D'altra parte - i pensieri che scorrono nella mia mente - sono come un fiume che segue il suo percorso indifferente alla circostanza di essere stato individuato e segnalato all'esterno per via di protesi - mano, penna - che non permetteranno mai l'esatta coincidenza di sé. E se anche all'esterno ci fosse - coincidenza di sé al pensiero non interesserebbe. I segnali telegrafici che emette la nostra mente scorrono liberamente, il desiderio di esternarli fa parte di un'altra serie di segnali. Dopo questa consistente fuga ritorno alla ricerca dell'origine del sottile piacere che mi procura, in questo momento la scrittura. Inoltre, devo avviarmi verso una momentanea conclusione, perché so che la mia passione per la scrittura durerà fino all'ultimo foglio di quello che era e che ora non è più un pacco consistente di fotocopie, perché i fogli bianchi stanno per finire e già l'altra da me riemerge con forza per riappropriarsi di materiali impropri da manomettere.
L'oscillazione del mio desiderio tra la scrittura nella facciata bianca delle fotocopie e la manipolazione con pigmenti colorati di cartone, acetato, vetroresina e chissà in avvenire di quale altro materiale, continuerà senza esaurimento per il semplice motivo che ogni tanto mi capita di entrare in cartoleria, magari per comperare una gomma e ne esco con pacchi voluminosi e non contengono gomme. Oppure mi capiterà di andare da un falegname per farmi fare un tavolo da lavoro - ne ho bisogno - e uscirò con misteriosi pezzi di legno. Vado dal fabbro per le strutture degli scudi e già sono uscita con pezzi di ferro arrugginito. Tra poco andrò in vacanza a Rovigno e raccoglierò nei fondali dalle acque trasparenti, grandi e piccoli sassi simili alle tavole delle sacre scritture. E così accadrà per tutti quei materiali che interessano e interesseranno quell'essere assai complicato e imprevedibile che è l'altra da me.

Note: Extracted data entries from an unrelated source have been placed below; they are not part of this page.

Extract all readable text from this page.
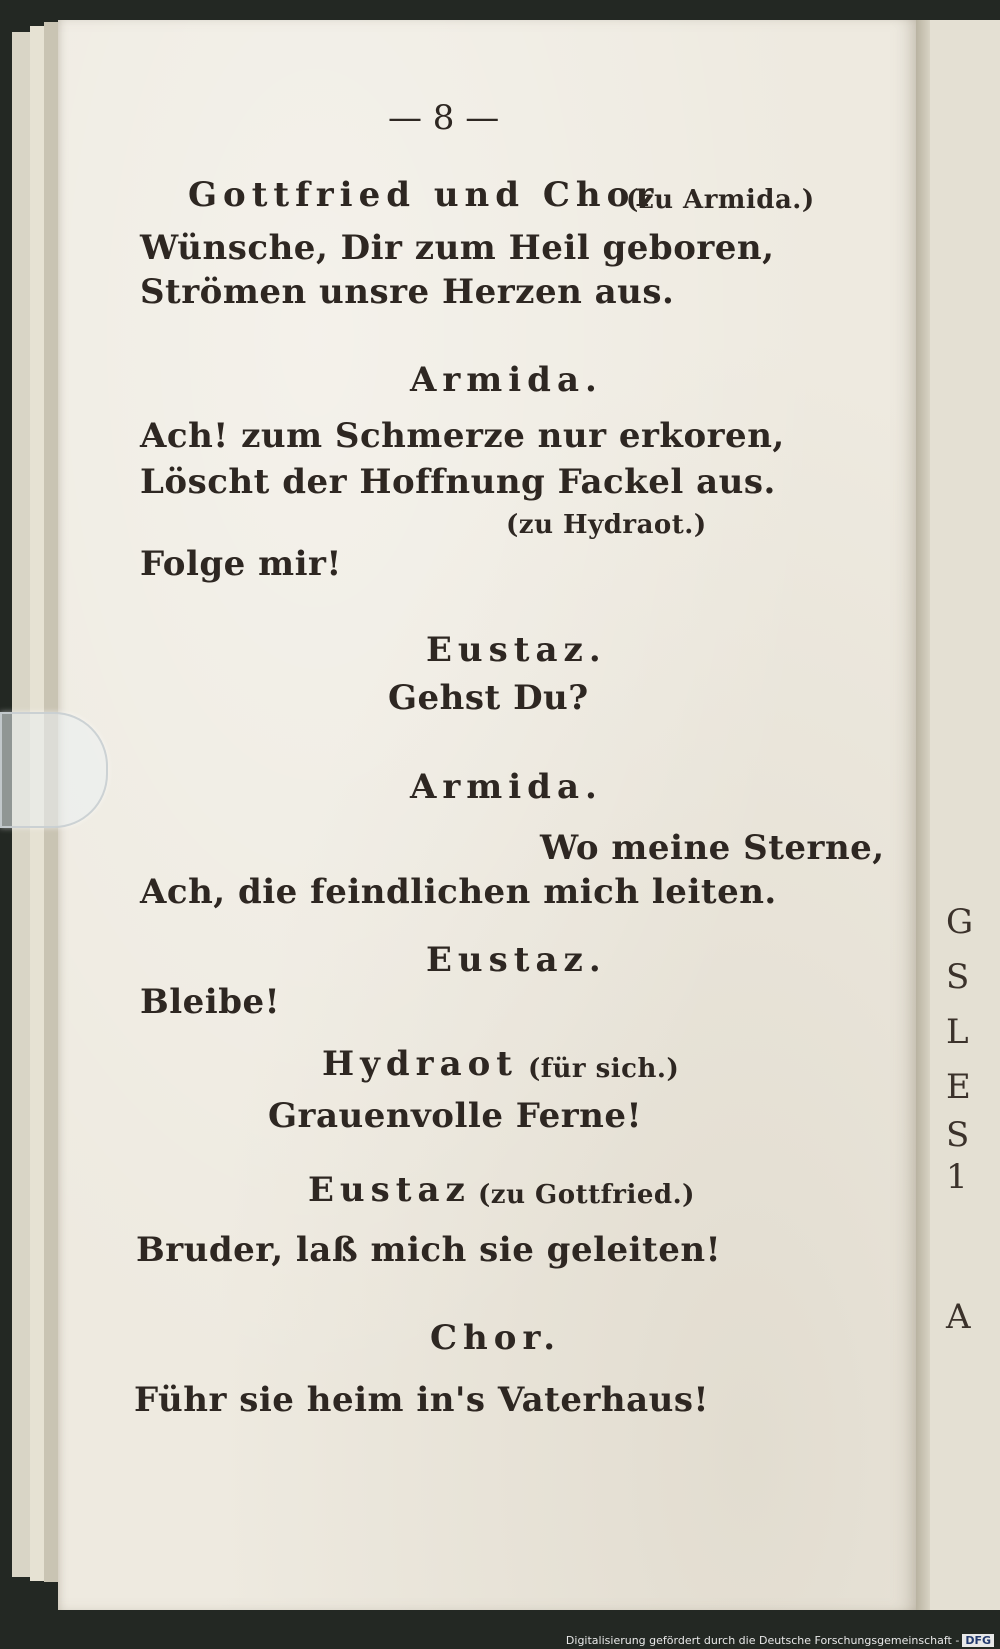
G
S
L
E
S
1
A
— 8 —
Gottfried und Chor
(zu Armida.)
Wünsche, Dir zum Heil geboren,
Strömen unsre Herzen aus.
Armida.
Ach! zum Schmerze nur erkoren,
Löscht der Hoffnung Fackel aus.
(zu Hydraot.)
Folge mir!
Eustaz.
Gehst Du?
Armida.
Wo meine Sterne,
Ach, die feindlichen mich leiten.
Eustaz.
Bleibe!
Hydraot (für sich.)
Grauenvolle Ferne!
Eustaz (zu Gottfried.)
Bruder, laß mich sie geleiten!
Chor.
Führ sie heim in's Vaterhaus!
Digitalisierung gefördert durch die Deutsche Forschungsgemeinschaft - DFG
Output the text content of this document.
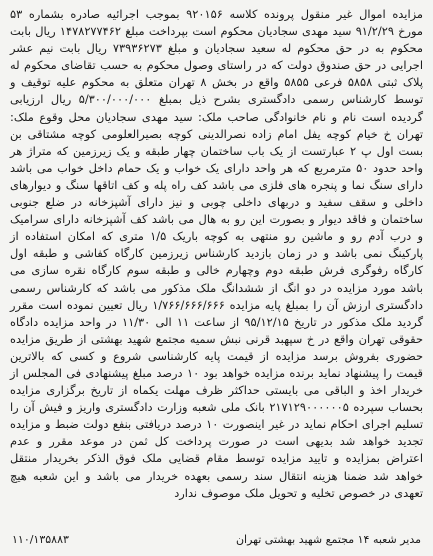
مزایده اموال غیر منقول پرونده کلاسه ۹۲۰۱۵۶ بموجب اجرائیه صادره بشماره ۵۳ مورخ ۹۱/۲/۲۹ سید مهدی سجادیان محکوم است بپرداخت مبلغ ۱۴۷۸۲۷۷۴۶۲ ریال بابت محکوم به در حق محکوم له سعید سجادیان و مبلغ ۷۳۹۳۶۲۷۳ ریال بابت نیم عشر اجرایی در حق صندوق دولت که در راستای وصول محکوم به حسب تقاضای محکوم له پلاک ثبتی ۵۸۵۸ فرعی ۵۸۵۵ واقع در بخش ۸ تهران متعلق به محکوم علیه توقیف و توسط کارشناس رسمی دادگستری بشرح ذیل بمبلغ ۵/۳۰۰/۰۰۰/۰۰۰ ریال ارزیابی گردیده است نام و نام خانوادگی صاحب ملک: سید مهدی سجادیان محل وقوع ملک: تهران خ خیام کوچه یفل امام زاده نصرالدینی کوچه بصیرالعلومی کوچه مشتاقی بن بست اول پ ۲ عبارتست از یک باب ساختمان چهار طبقه و یک زیرزمین که متراژ هر واحد حدود ۵۰ مترمربع که هر واحد دارای یک خواب و یک حمام داخل خواب می باشد دارای سنگ نما و پنجره های فلزی می باشد کف راه پله و کف اتاقها سنگ و دیوارهای داخلی و سقف سفید و دربهای داخلی چوبی و نیز دارای آشپزخانه در ضلع جنوبی ساختمان و فاقد دیوار و بصورت این رو به هال می باشد کف آشپزخانه دارای سرامیک و درب آدم رو و ماشین رو منتهی به کوچه باریک ۱/۵ متری که امکان استفاده از پارکینگ نمی باشد و در زمان بازدید کارشناس زیرزمین کارگاه کفاشی و طبقه اول کارگاه رفوگری فرش طبقه دوم وچهارم خالی و طبقه سوم کارگاه نقره سازی می باشد مورد مزایده در دو انگ از ششدانگ ملک مذکور می باشد که کارشناس رسمی دادگستری ارزش آن را بمبلغ پایه مزایده ۱/۷۶۶/۶۶۶/۶۶۶ ریال تعیین نموده است مقرر گردید ملک مذکور در تاریخ ۹۵/۱۲/۱۵ از ساعت ۱۱ الی ۱۱/۳۰ در واحد مزایده دادگاه حقوقی تهران واقع در خ سپهبد قرنی نبش سمیه مجتمع شهید بهشتی از طریق مزایده حضوری بفروش برسد مزایده از قیمت پایه کارشناسی شروع و کسی که بالاترین قیمت را پیشنهاد نماید برنده مزایده خواهد بود ۱۰ درصد مبلغ پیشنهادی فی المجلس از خریدار اخذ و الباقی می بایستی حداکثر ظرف مهلت یکماه از تاریخ برگزاری مزایده بحساب سپرده ۲۱۷۱۲۹۰۰۰۰۰۰۵ بانک ملی شعبه وزارت دادگستری واریز و فیش آن را تسلیم اجرای احکام نماید در غیر اینصورت ۱۰ درصد دریافتی بنفع دولت ضبط و مزایده تجدید خواهد شد بدیهی است در صورت پرداخت کل ثمن در موعد مقرر و عدم اعتراض بمزایده و تایید مزایده توسط مقام قضایی ملک فوق الذکر بخریدار منتقل خواهد شد ضمنا هزینه انتقال سند رسمی بعهده خریدار می باشد و این شعبه هیچ تعهدی در خصوص تخلیه و تحویل ملک موصوف ندارد

مدیر شعبه ۱۴ مجتمع شهید بهشتی تهران
۱۱۰/۱۳۵۸۸۳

Per quanto riguarda la scrittura, è vero, sto finendo questa serie di fotocopie e simultaneamente sto esaurendo anche quel che avevo da dire, ma coltivo una grande passione per le fotocopie. Nel mio studio ne ho una raccolta di tutti i tipi, grandi, piccole, sacre e profane, utili e superflue, in ordine sparso o ben nascoste; ma da qualche parte sono.
Il ciclo continuo fra scrittura e manipolazione di materiali impropri non ha regole. Non prevedo e non mi organizzo; mi lascio andare semplicemente alla parola scritta e al cartone o ad altro, tanto faccio sempre la stessa cosa. Nulla. Mi abbandono al nulla del desiderio, in questo caso, al mio desiderio di nera perfezione. Non è questa la ragione dei "Sette Intoccabili" e dei piccoli segni neri che sto tracciando in questo foglio bianco?

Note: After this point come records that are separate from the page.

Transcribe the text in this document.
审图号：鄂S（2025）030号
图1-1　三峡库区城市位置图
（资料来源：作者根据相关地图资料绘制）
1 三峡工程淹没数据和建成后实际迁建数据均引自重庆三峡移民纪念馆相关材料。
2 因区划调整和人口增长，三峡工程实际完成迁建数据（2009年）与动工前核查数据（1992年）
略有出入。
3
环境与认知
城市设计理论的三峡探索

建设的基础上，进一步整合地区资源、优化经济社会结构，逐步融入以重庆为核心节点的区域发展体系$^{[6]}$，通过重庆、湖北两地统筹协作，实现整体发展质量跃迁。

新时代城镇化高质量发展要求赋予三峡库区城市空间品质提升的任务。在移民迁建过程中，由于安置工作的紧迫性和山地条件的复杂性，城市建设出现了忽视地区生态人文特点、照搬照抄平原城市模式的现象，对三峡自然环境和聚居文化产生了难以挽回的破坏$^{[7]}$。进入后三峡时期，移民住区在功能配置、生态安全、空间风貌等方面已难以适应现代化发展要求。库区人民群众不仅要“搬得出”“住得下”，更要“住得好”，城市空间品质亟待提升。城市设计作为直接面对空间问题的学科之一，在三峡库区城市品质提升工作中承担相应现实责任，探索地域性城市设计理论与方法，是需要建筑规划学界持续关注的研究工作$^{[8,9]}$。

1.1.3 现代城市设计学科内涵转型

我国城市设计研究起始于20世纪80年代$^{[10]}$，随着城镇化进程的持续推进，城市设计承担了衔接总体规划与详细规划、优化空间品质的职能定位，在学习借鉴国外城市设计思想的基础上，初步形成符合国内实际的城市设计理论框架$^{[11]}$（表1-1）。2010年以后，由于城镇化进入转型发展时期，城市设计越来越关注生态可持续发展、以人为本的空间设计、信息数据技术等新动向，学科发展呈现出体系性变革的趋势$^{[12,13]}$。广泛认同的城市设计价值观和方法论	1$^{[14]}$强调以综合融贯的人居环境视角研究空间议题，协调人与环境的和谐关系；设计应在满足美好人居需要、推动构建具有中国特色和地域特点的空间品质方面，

Tra i due momenti non c'è separatezza, sono "come un fiume nell'altro, ... un'acqua nuova che prima non c'era. Con-fluenza.

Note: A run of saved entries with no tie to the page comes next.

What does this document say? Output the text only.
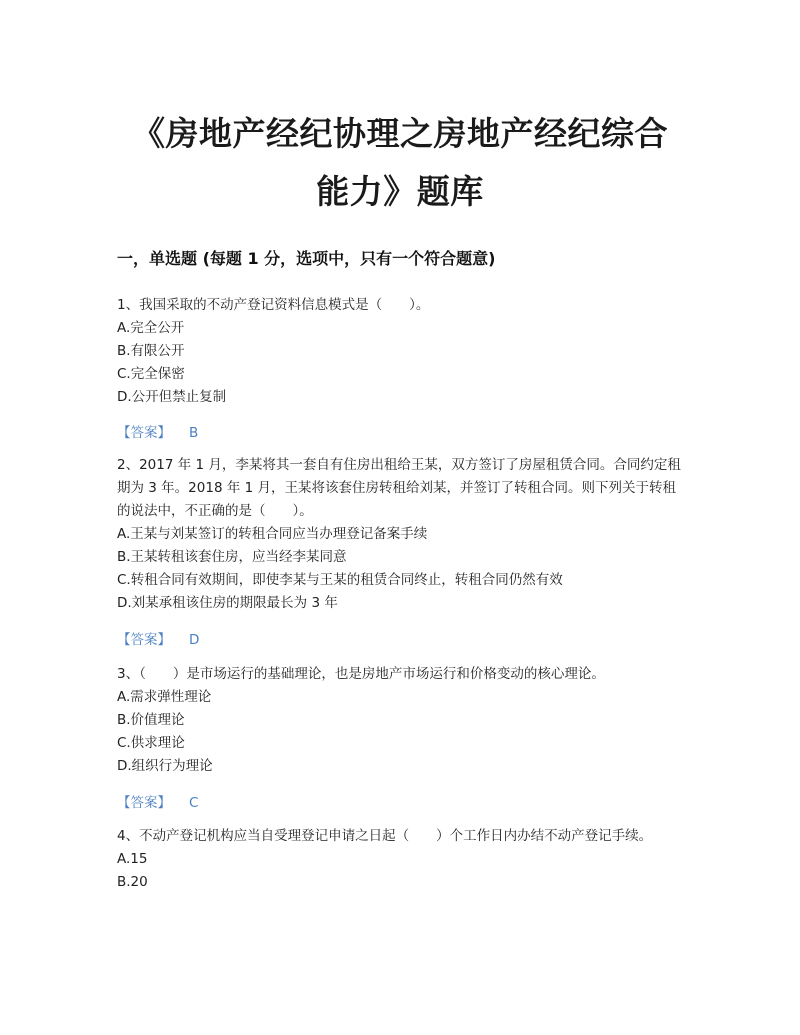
《房地产经纪协理之房地产经纪综合
能力》题库
一，单选题 (每题 1 分，选项中，只有一个符合题意)
1、我国采取的不动产登记资料信息模式是（　　）。
A.完全公开
B.有限公开
C.完全保密
D.公开但禁止复制
【答案】 B
2、2017 年 1 月，李某将其一套自有住房出租给王某，双方签订了房屋租赁合同。合同约定租期为 3 年。2018 年 1 月，王某将该套住房转租给刘某，并签订了转租合同。则下列关于转租的说法中，不正确的是（　　）。
A.王某与刘某签订的转租合同应当办理登记备案手续
B.王某转租该套住房，应当经李某同意
C.转租合同有效期间，即使李某与王某的租赁合同终止，转租合同仍然有效
D.刘某承租该住房的期限最长为 3 年
【答案】 D
3、（　　）是市场运行的基础理论，也是房地产市场运行和价格变动的核心理论。
A.需求弹性理论
B.价值理论
C.供求理论
D.组织行为理论
【答案】 C
4、不动产登记机构应当自受理登记申请之日起（　　）个工作日内办结不动产登记手续。
A.15
B.20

(In: Arte Immateriale, Arte Vivente, Biblioteca Universitaria, Edizioni Essegi, 1994)
Oggi è il 15 febbraio. Piove. Da tempo ho sostituito i pacchi di carta con un piccolo iPad che porto sempre con me. Forse non so più scrivere con quella calligrafia così personale, però in studio continuano a volare fogli di carta fotocopiata solo in una facciata.